La consommation du pain, symbole emblématique d’une culture populaire d’après-guerre, provoque un véritable trouble dans la ville spiripontaine. Surnommée la « nuit de l’apocalypse » par les habitants, l’incident prend place un jour après la fête de l’Assomption fixée le 15 août et qui marque la montée au ciel de la Vierge. C’est durant ces festivités que certains habitants auraient vu des signes divins d’un mauvais présage après que le bras de la statue de la Vierge est tombé à la suite d’un violent orage. Cette manifestation fait écho à un événement similaire apparu en 1939, avant l’annonce de la Seconde Guerre mondiale.

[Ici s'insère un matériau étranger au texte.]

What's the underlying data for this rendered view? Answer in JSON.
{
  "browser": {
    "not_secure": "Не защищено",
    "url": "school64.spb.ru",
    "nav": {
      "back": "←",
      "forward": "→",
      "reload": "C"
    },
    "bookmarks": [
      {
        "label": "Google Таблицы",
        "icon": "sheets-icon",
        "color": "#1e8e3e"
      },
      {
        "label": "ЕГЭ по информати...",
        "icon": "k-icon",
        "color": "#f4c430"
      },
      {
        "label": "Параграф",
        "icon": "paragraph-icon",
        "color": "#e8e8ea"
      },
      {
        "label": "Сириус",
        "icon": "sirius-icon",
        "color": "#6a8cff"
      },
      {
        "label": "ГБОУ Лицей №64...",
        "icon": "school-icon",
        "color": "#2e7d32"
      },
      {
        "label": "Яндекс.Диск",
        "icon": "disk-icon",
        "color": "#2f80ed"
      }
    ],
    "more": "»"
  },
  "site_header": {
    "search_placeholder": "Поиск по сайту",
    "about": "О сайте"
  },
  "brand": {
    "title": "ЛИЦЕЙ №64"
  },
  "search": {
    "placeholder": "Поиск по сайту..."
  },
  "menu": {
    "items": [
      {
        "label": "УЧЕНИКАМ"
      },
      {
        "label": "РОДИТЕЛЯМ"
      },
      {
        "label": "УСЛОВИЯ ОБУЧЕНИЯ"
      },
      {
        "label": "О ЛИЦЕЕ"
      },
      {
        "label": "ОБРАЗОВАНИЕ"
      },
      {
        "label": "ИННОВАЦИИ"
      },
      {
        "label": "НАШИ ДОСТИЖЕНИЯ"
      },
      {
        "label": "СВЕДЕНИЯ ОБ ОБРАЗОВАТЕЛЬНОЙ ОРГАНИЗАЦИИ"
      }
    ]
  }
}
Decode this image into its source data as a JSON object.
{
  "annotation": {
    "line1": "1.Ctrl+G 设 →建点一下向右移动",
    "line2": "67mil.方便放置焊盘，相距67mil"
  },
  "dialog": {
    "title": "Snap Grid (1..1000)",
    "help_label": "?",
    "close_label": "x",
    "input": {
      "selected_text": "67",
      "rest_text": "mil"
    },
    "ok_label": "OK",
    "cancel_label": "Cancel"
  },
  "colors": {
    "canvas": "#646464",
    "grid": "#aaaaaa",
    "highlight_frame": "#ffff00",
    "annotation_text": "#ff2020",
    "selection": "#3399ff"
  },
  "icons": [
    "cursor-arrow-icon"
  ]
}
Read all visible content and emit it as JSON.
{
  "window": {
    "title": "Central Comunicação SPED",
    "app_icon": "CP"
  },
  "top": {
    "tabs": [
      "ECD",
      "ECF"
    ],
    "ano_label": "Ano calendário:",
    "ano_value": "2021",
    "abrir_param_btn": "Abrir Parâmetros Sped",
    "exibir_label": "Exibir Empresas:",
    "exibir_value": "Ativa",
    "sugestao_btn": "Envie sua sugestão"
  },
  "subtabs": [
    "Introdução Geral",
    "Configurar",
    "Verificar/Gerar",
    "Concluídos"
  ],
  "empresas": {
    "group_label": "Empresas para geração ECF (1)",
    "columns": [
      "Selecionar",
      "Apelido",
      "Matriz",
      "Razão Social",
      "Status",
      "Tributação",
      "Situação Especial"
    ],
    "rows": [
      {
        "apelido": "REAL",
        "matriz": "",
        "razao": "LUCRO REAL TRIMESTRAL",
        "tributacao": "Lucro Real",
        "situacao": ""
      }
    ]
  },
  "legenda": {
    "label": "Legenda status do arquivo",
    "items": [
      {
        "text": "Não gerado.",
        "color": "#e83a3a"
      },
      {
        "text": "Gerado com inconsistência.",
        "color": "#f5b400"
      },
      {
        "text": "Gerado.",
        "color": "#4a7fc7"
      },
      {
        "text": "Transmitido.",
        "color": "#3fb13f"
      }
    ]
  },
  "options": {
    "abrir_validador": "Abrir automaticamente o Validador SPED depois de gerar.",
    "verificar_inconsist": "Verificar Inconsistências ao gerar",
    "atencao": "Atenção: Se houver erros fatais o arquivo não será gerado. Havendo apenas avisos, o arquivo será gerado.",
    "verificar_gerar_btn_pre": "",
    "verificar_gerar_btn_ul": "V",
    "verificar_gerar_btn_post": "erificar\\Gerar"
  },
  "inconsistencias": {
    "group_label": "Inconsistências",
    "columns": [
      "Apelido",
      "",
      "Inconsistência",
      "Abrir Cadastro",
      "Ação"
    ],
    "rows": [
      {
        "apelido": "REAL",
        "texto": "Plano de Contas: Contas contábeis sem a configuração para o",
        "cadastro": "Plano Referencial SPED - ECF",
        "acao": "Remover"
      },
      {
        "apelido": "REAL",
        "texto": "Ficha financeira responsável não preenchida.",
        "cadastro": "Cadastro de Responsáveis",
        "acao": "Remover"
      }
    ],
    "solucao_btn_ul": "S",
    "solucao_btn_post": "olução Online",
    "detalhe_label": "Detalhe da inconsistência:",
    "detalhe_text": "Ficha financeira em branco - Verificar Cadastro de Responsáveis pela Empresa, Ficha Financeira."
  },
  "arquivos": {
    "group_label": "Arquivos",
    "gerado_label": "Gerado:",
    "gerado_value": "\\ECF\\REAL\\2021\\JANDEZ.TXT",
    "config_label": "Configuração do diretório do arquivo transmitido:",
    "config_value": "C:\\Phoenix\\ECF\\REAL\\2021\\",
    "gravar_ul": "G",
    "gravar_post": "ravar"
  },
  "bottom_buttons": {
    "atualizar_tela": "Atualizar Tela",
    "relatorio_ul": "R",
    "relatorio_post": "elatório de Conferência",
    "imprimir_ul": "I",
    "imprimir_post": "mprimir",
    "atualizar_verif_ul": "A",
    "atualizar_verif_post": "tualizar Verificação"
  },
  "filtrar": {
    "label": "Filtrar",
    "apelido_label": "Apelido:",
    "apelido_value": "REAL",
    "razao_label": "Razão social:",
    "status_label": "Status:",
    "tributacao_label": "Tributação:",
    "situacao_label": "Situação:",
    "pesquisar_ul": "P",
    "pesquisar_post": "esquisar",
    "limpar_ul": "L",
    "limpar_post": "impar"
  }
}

Le contexte social en 1951 est difficile. En effet, à la fin de la Seconde Guerre mondiale, la France vit encore dans la psychose de la pénurie comme le rappelle Steven Kaplan, historien américain spécialiste de l’histoire du pain. L’un des enjeux économiques majeurs de l’État est alors à la fois de garantir des prix élevés pour les agriculteurs, qui constituent encore la moitié de la population française au milieu du XXe siècle, mais qui soient aussi abordables pour les consommateurs. L’objectif est aussi d’assurer un ravitaillement stable des matières premières (grains, farines) et de corriger la répartition inégalitaire des récoltes sur le territoire. Certaines régions, comme le Gard, doivent ainsi faire avec des farines défectueuses.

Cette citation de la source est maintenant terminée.